George Brown, an attorney who worked in the state redistricting process, told the board that there is substantial evidence that Latinos vote differently from non-Latinos, which is a criterion for minority protection under the federal Voting Rights Act.
He said that the pattern of "racial polarization" in voting means that the state was advised to create Latino-majority districts in Los Angeles County, and suggested the county needs to consider doing the same.
The issue of whether the A3 plan complies with federal law or not has been debated at past meetings of the Boundary Review Committee, a 10-member committee appointed by the Board of Supervisors to recommend a plan.

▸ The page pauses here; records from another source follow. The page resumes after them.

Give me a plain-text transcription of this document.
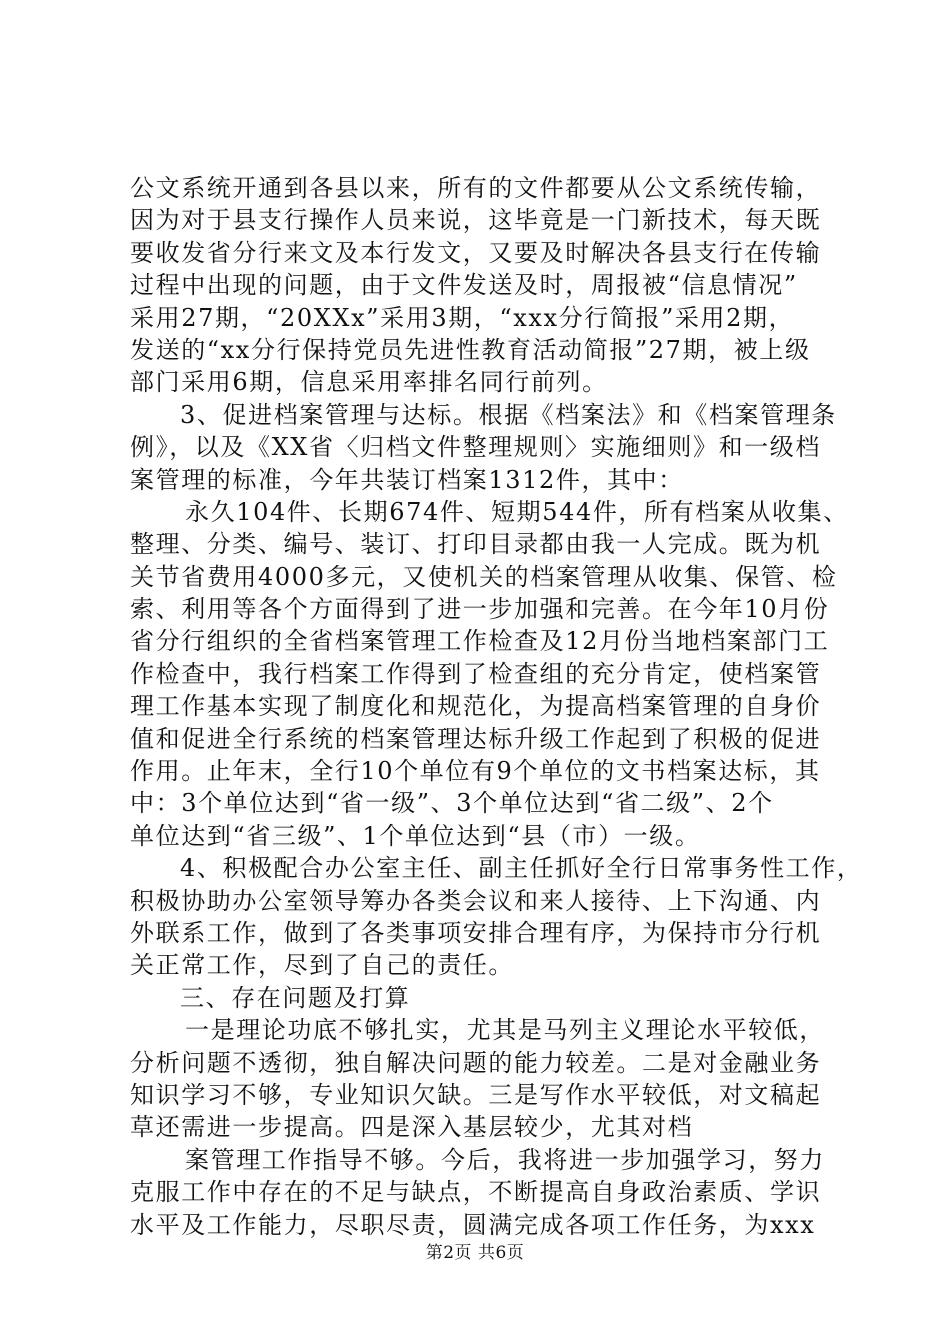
公文系统开通到各县以来，所有的文件都要从公文系统传输，
因为对于县支行操作人员来说，这毕竟是一门新技术，每天既
要收发省分行来文及本行发文，又要及时解决各县支行在传输
过程中出现的问题，由于文件发送及时，周报被“信息情况”
采用27期，“20XXx”采用3期，“xxx分行简报”采用2期，
发送的“xx分行保持党员先进性教育活动简报”27期，被上级
部门采用6期，信息采用率排名同行前列。
3、促进档案管理与达标。根据《档案法》和《档案管理条
例》，以及《XX省〈归档文件整理规则〉实施细则》和一级档
案管理的标准，今年共装订档案1312件，其中：
永久104件、长期674件、短期544件，所有档案从收集、
整理、分类、编号、装订、打印目录都由我一人完成。既为机
关节省费用4000多元，又使机关的档案管理从收集、保管、检
索、利用等各个方面得到了进一步加强和完善。在今年10月份
省分行组织的全省档案管理工作检查及12月份当地档案部门工
作检查中，我行档案工作得到了检查组的充分肯定，使档案管
理工作基本实现了制度化和规范化，为提高档案管理的自身价
值和促进全行系统的档案管理达标升级工作起到了积极的促进
作用。止年末，全行10个单位有9个单位的文书档案达标，其
中：3个单位达到“省一级”、3个单位达到“省二级”、2个
单位达到“省三级”、1个单位达到“县（市）一级。
4、积极配合办公室主任、副主任抓好全行日常事务性工作，
积极协助办公室领导筹办各类会议和来人接待、上下沟通、内
外联系工作，做到了各类事项安排合理有序，为保持市分行机
关正常工作，尽到了自己的责任。
三、存在问题及打算
一是理论功底不够扎实，尤其是马列主义理论水平较低，
分析问题不透彻，独自解决问题的能力较差。二是对金融业务
知识学习不够，专业知识欠缺。三是写作水平较低，对文稿起
草还需进一步提高。四是深入基层较少，尤其对档
案管理工作指导不够。今后，我将进一步加强学习，努力
克服工作中存在的不足与缺点，不断提高自身政治素质、学识
水平及工作能力，尽职尽责，圆满完成各项工作任务，为xxx
第2页 共6页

The county counsel representing that committee told them an early version of the A3 plan was compliant with federal law. But several other attorneys and redistricting efforts testified that it would likely be considered a violation, and speakers at just about every meeting have suggested that a lawsuit will be likely if the A3 plan is approved.
Much like the speakers at each meeting, the committee ultimately was split over which plans to recommend: the early version of the A3 plan received 6 out of 10 votes, and the original version of the S2 plan received 4 out of 10. Neither plan has changed substantially since then.
If the Board of Supervisors cannot agree on one of the three plans on Sept. 27, a committee made up of representatives of the county Assessor's Office and District Attorney's office will be responsible for coming up with a plan.